As batidas são secas, surdas, duras. Compassadamente, um tropel de pés pesadamente cobertos por botinas de aspecto militar faz reverberar um ruído marcial, que ribomba vibrando o pavimento da avenida que ladeia a Praia do Flamengo. Assustada e intrigada, a cidade abre portas e janelas para conhecer e repercutir o estranho som.
É uma marcha, mas não são soldados. Um grupo razoável, coisa de quinze, vinte. Estão saindo do casarão do Nestor, lá do 22. Trazem uma bola nas mãos. Estão uniformizados, mas não é dia de jogo. Andam organizados, mas não formam fila. A rigor, apenas o soturno troar dos cascos no chão remete à caserna. Estão bem humorados, receptivos, conversam. Aceitam a abordagem de desconhecidos, que vão se deixando acompanhar pelo inusitado cortejo. E logo crianças, jovens e curiosos resolvem fazer parte da procissão. Seu destino é a Praça do Russel, onde há um campinho de chão batido.

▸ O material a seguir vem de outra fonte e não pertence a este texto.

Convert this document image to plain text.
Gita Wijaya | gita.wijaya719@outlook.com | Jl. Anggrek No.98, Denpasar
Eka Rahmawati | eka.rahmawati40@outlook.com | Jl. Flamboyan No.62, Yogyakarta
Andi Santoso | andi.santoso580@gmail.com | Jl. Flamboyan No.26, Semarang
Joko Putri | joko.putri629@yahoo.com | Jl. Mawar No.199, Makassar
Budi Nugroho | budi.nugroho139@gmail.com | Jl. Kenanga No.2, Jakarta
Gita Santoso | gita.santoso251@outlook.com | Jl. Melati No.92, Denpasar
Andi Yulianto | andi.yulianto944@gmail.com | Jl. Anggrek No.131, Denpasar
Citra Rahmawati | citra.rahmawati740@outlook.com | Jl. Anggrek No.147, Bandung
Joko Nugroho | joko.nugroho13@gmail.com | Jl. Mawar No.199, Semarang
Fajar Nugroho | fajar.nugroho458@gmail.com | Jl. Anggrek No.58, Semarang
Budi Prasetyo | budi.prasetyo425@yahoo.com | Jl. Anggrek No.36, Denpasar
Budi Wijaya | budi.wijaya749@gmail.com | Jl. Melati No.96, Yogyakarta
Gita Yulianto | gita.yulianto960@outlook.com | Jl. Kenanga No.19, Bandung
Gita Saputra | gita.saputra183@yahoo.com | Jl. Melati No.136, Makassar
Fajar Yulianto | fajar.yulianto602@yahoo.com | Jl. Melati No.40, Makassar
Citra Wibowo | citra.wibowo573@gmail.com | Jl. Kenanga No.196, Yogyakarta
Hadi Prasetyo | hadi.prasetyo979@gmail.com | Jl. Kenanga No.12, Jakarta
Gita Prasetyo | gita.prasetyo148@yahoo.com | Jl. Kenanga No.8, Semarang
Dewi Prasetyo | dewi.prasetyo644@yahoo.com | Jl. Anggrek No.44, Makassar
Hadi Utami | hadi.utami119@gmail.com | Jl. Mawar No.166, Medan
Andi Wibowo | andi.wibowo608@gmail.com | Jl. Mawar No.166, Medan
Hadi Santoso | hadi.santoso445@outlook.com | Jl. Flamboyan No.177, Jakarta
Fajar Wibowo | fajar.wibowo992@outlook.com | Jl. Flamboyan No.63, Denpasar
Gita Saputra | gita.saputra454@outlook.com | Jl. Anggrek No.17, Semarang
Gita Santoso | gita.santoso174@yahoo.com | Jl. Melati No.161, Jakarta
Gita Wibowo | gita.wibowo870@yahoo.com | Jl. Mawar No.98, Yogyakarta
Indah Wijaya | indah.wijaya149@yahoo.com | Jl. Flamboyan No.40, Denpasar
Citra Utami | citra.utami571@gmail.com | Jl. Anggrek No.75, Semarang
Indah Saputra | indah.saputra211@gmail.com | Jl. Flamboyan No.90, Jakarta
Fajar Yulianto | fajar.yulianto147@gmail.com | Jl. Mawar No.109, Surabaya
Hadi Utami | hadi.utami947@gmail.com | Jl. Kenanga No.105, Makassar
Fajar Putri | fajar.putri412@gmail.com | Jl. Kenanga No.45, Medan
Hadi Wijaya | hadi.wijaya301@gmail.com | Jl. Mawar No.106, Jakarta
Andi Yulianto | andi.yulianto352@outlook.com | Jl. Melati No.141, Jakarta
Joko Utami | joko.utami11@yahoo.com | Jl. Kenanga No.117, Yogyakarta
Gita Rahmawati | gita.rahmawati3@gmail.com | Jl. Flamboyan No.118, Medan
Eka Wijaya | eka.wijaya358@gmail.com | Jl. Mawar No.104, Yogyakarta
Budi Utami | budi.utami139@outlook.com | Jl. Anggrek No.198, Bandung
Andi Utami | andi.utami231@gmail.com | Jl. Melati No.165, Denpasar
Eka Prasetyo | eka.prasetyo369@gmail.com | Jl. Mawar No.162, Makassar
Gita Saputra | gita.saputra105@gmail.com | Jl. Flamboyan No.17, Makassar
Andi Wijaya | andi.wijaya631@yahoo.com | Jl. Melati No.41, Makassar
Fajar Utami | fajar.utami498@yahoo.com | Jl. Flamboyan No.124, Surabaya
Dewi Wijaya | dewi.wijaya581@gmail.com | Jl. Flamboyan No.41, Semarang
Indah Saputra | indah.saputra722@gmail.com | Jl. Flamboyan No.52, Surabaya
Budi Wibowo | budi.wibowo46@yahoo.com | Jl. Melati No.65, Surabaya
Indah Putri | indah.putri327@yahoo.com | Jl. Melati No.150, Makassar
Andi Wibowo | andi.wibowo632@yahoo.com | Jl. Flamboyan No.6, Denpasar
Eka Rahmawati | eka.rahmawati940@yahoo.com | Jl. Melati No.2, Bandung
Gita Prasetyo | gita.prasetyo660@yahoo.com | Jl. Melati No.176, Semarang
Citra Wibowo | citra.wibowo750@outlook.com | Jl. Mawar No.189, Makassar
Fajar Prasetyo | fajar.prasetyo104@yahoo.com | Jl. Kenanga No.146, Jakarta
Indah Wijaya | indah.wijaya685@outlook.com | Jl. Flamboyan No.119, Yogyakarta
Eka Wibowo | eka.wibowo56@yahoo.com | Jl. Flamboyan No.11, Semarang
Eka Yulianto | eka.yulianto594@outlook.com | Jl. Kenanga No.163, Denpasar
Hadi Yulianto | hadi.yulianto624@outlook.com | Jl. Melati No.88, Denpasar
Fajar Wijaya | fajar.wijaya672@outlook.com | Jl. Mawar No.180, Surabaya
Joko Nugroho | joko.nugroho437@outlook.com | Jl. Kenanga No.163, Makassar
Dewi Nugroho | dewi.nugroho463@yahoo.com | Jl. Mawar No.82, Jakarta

É o primeiro treino da história do Flamengo.

Desde que conseguiu emplacar a criação do Departamento de Esportes Terrestres, o grupo liderado por Alberto Borgerth rapidamente tomou ciência de que não teria vida fácil. O Flamengo, apesar de já ostentar farto e amplo currículo de vitórias e conquistas no remo, está longe de ser uma agremiação rica e estruturada. Seu único patrimônio se resume ao casarão de Nestor de Barros, um de seus fundadores, e aos barcos com que compete nas regatas. Assim, a diretoria flamenga, ao ceder aos apelos de Borgerth, impôs algumas condições e ressalvas, sendo uma das quais a completa impossibilidade de adquirir e construir um campo de treinos ou mesmo um estádio. A turma do futebol teria que se virar.

Nesse contexto, é importante a manutenção da excelente relação mantida entre o Flamengo e o Fluminense, clubes que desenvolvem desde sua fundação uma interessante afinidade, uma cumplicidade que vai muito além do mero compartilhamento de atletas (vários futebolistas das Laranjeiras remavam no Flamengo). Emblemático é o caso de Virgílio Leite, um dos fundadores do Fluminense, que chega a acumular os cargos de Presidente do Flamengo e Diretor de Esportes do tricolor. Outros nomes constroem carreiras simultâneas na história dos dois clubes, como o goleiro tricolor Francis Walter, que chega a dirigir o rubro-negro. Nem mesmo a debandada dos campeões de 1911 abala a ótima relação entre a dupla Fla-Flu. Ao contrário, os jogadores dissidentes já eram tidos como inconvenientes pela diretoria tricolor, que aceita de bom grado seu acolhimento por um clube irmão. Ademais, Borgerth seguirá tendo bom trânsito nas Laranjeiras, sendo inclusive alvo de diversas homenagens futuras, patrocinadas pelo Fluminense.
E a cooperação seguirá. Em um primeiro momento, o Flamengo conseguirá mandar seus jogos nas Laranjeiras, após acordo costurado com o tricolor. Alguns anos mais tarde, a família Guinle, intimamente ligada à vida do Fluminense (são sócios e dirigentes atuantes) arrendará ao Flamengo o Estádio da Rua Paissandu, que se tornará a primeira sede do rubro-negro.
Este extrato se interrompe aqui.